PyData Yerevan 2022

AI-Powered Solutions for Cybersecurity
08-13, 15:30–16:10 (Asia/Yerevan), 214W PAB

Cyberattacks are continuously growing in volume and entanglement. They
target organizations' systems, networks, and private data, causing financial loss,
customer loss, and data leakage. As technology improves nowadays, Artificial
Intelligence (AI) based solutions help boost Cybersecurity. Attend this talk to
discover how AI-powered algorithms are used to stay ahead of Cyberattacks such as
Phishing, Lookalike domains, or Name Spoofing.
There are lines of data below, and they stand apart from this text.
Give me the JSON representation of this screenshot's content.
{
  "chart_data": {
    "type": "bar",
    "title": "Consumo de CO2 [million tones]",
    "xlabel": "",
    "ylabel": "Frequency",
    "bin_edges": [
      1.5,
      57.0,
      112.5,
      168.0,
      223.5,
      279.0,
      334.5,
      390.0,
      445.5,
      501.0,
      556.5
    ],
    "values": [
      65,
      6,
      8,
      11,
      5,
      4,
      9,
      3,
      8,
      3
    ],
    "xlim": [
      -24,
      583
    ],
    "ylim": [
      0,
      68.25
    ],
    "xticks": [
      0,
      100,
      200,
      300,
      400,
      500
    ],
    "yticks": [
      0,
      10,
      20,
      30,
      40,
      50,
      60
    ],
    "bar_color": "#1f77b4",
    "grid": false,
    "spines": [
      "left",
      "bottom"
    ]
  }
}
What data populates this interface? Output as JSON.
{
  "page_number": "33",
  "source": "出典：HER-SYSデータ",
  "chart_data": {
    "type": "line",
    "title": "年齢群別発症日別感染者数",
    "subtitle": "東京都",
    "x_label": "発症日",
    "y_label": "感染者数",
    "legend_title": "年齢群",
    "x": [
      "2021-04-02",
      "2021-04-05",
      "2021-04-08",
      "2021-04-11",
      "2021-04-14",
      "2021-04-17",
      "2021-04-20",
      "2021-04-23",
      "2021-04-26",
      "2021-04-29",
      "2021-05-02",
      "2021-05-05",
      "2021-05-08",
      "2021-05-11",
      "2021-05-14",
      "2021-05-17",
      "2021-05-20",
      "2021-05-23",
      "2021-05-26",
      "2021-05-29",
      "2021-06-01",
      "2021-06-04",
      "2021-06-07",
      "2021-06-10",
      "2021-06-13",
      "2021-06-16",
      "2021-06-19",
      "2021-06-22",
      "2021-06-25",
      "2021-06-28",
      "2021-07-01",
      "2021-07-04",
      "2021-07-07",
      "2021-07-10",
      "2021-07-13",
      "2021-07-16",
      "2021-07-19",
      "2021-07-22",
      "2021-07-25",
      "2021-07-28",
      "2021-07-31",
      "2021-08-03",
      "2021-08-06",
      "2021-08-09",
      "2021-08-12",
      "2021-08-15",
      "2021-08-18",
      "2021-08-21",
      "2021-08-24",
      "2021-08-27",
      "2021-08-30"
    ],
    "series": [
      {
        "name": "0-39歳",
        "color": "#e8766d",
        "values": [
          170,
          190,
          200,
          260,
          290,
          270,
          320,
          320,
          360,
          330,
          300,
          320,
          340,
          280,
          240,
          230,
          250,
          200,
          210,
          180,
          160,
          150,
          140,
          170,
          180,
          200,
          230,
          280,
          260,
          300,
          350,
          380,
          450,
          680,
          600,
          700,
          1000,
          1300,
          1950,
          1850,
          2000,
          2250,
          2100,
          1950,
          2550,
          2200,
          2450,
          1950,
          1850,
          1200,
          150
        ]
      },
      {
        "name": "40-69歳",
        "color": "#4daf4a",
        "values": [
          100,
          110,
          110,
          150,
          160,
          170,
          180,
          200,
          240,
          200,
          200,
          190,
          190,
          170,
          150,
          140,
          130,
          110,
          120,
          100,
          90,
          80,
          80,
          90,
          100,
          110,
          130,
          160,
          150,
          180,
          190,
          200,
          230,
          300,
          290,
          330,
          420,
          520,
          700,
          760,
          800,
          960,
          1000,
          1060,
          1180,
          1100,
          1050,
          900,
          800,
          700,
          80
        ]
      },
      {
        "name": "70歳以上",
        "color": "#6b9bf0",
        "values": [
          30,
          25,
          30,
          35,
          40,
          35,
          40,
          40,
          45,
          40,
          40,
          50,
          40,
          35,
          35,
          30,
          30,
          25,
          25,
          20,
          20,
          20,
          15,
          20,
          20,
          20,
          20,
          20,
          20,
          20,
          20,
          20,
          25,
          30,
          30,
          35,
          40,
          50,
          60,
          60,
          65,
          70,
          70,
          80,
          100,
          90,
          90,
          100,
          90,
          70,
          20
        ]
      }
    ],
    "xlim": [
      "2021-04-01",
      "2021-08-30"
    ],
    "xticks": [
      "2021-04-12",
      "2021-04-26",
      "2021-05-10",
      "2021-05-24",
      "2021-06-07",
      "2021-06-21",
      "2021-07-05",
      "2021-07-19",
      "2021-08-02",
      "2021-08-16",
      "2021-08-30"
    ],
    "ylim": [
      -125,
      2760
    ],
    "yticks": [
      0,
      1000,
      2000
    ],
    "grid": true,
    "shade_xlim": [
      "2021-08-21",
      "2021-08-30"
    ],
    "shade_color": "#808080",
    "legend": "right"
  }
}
During the last years, EasyDmarc gathered massive experience in the
domain of AI-powered Cybersecurity (CS) and is happy to share it with you for the
first time. This will be an informative talk for the general audience interested in
learning the best practices in CS and state-of-the-art Artificial Intelligence (AI)
solutions. One of the core takeaway messages is that not only AI but also data
quality must be addressed when developing AI solutions. Current trends in CS will be
discussed following the introduction of AI in different kinds of Cyberattacks. Namely,
any company is a target for attacks like Email Display Name Spoofing, Domain
Lookalike attack, and Phishing. At EasyDmarc, we use Machine Learning(ML) based
techniques and construct sophisticated algorithms to address those attacks.
The key to successful AI algorithm performance is the data. AI algorithms use the
data to find hidden patterns and characteristics of Cyberattacks, so thoroughly
processed data should be present. An important property of the algorithm is the
ability to improve its performance and continuously adjust to the new environment
via receiving up-to-date data from Cyberattacks.
There are many examples when different research groups train AI algorithms on
available public data and report more than 95% precision score in the case of
balanced datasets. Those examples, however, are limited to the train data
distribution and show pure performance in production. One such example is phishing
URL detection. In our talk, we will present a number of AI projects at EasyDmarc that
boost CS, as well as focus on URL phishing detection. You will learn the main
lessons when handling such complex real-world problems.

Prior Knowledge Expected

No previous knowledge expected

Elina Israelyan is a Data Scientist at EasyDMARC, where they develop AI solutions for email security and deliverability. She also studies at the American University of Armenia, majoring in Data Science. Her experience is mainly related to Natural Language Processing and Anomaly Detection. Elina Israelyan has been working on various projects such as URL and Website Phishing Detection, Email traffic Anomaly Detection, Spam Detection, etc., where she has developed end-to-end projects starting from the raw data preprocessing, exploratory data analysis, and finishing with the model deployment processes.